Post-traumatic osteoarthritis (PTOA) is a common, long-term consequence of anterior cruciate ligament (ACL) injury. Unfortunately, there is no approved therapy to prevent or slow the onset of PTOA. Bisphosphonates, like alendronate, are typically used to treat osteoporosis but may also be beneficial in delaying PTOA; however, this is not proven. Therefore, Khorasani and colleagues completed a study to better understand the effectiveness of alendronate in mice with or without an ACL rupture. The authors obtained 90 female mice and randomized them into groups based on injury status, study duration (7, 14, or 56 days), and intervention (placebo solution, low-dose alendronate [40 µg/kg/dose], high-dose [1000 µg/kg/dose]). The mice received doses immediately after the injury and then twice weekly. Fifty-four mice experienced a non-invasive ACL rupture by a tibial compression overload. Thirty-six mice had light compression but not enough to induce an ACL injury. Mice were sacrificed at 7, 14, or 56 days post-injury and the authors assessed measures of bone turnover and cartilage damage. The authors found that in all groups at the 56 day post-injury time point, trabecular bone mass decreased, and considerable osteophyte formation was present.

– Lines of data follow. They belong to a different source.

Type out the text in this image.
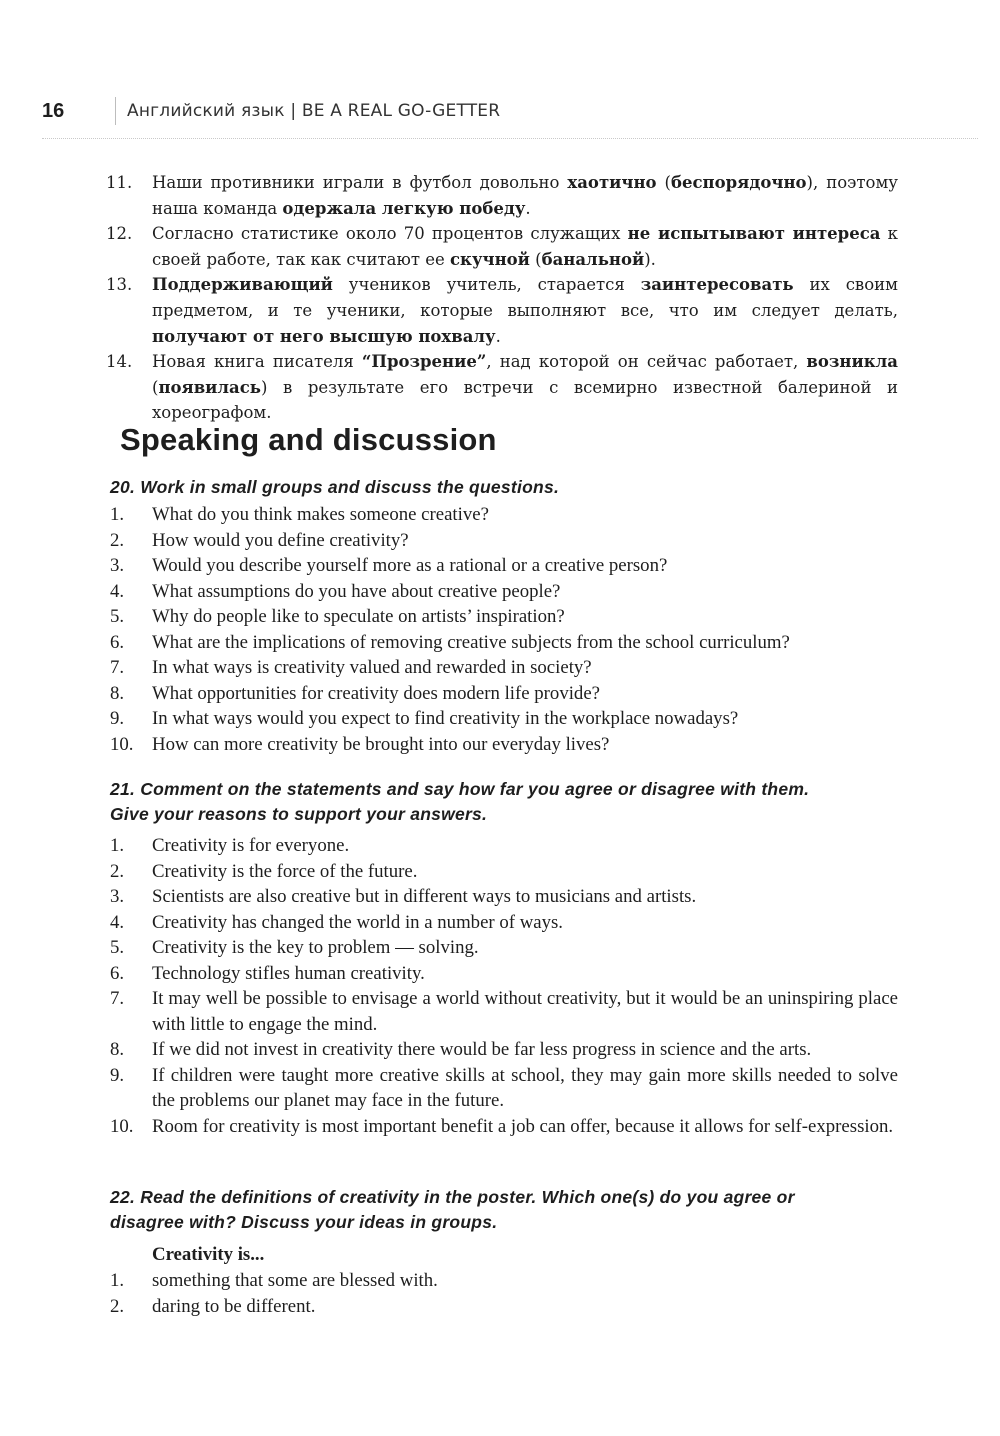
16	Английский язык | BE A REAL GO-GETTER
11.	Наши противники играли в футбол довольно хаотично (беспорядочно), поэтому наша команда одержала легкую победу.
12.	Согласно статистике около 70 процентов служащих не испытывают интереса к своей работе, так как считают ее скучной (банальной).
13.	Поддерживающий учеников учитель, старается заинтересовать их своим предметом, и те ученики, которые выполняют все, что им следует делать, получают от него высшую похвалу.
14.	Новая книга писателя “Прозрение”, над которой он сейчас работает, возникла (появилась) в результате его встречи с всемирно известной балериной и хореографом.
Speaking and discussion

20. Work in small groups and discuss the questions.

1.	What do you think makes someone creative?
2.	How would you define creativity?
3.	Would you describe yourself more as a rational or a creative person?
4.	What assumptions do you have about creative people?
5.	Why do people like to speculate on artists’ inspiration?
6.	What are the implications of removing creative subjects from the school curriculum?
7.	In what ways is creativity valued and rewarded in society?
8.	What opportunities for creativity does modern life provide?
9.	In what ways would you expect to find creativity in the workplace nowadays?
10. How can more creativity be brought into our everyday lives?

21. Comment on the statements and say how far you agree or disagree with them.
Give your reasons to support your answers.

1.	Creativity is for everyone.
2.	Creativity is the force of the future.
3.	Scientists are also creative but in different ways to musicians and artists.
4.	Creativity has changed the world in a number of ways.
5.	Creativity is the key to problem — solving.
6.	Technology stifles human creativity.
7.	It may well be possible to envisage a world without creativity, but it would be an uninspiring place with little to engage the mind.
8.	If we did not invest in creativity there would be far less progress in science and the arts.
9.	If children were taught more creative skills at school, they may gain more skills needed to solve the problems our planet may face in the future.
10. Room for creativity is most important benefit a job can offer, because it allows for self-expression.

22. Read the definitions of creativity in the poster. Which one(s) do you agree or
disagree with? Discuss your ideas in groups.

Creativity is...
1.	something that some are blessed with.
2.	daring to be different.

However, at 7 and 14 day post-injury the low-dose alendronate group and the placebo group showed trabecular bone loss and cartilage thinning while the high-dose alendronate group showed significantly less trabecular bone loss and cartilage degeneration.
The results of the current study are encouraging because high-dose alendronate slowed the development of PTOA. But, while alendronate delayed degenerative changes it failed to prevent PTOA. The authors acknowledge that there is conflicting evidence surrounding the use of alendronate and therefore more research is needed to understand how this treatment would impact humans. If the treatment is effective in the short-term but not in the long-term then perhaps a better treatment options exist. An important aspect of this study and many other animal studies that evaluate therapies to prevent PTOA was that the therapy was started immediately after the injury. In contrast, we often don’t think about slowing the development of joint damage until months or years after a patient’s knee injury. Perhaps it is time for clinicians and researchers to consider therapies to slow or prevent PTOA at the time of injury. Until a treatment becomes available, clinicians should continue educating their athletes about the long-term implications of their injuries and continue the most effective, evidence-based treatment.
Questions for Discussion: Do you feel your athletes would be interested in a treatment that may buy them time but not prevent joint damage? As the clinician, do you feel a short-term treatment such as this would impact your treatment strategy?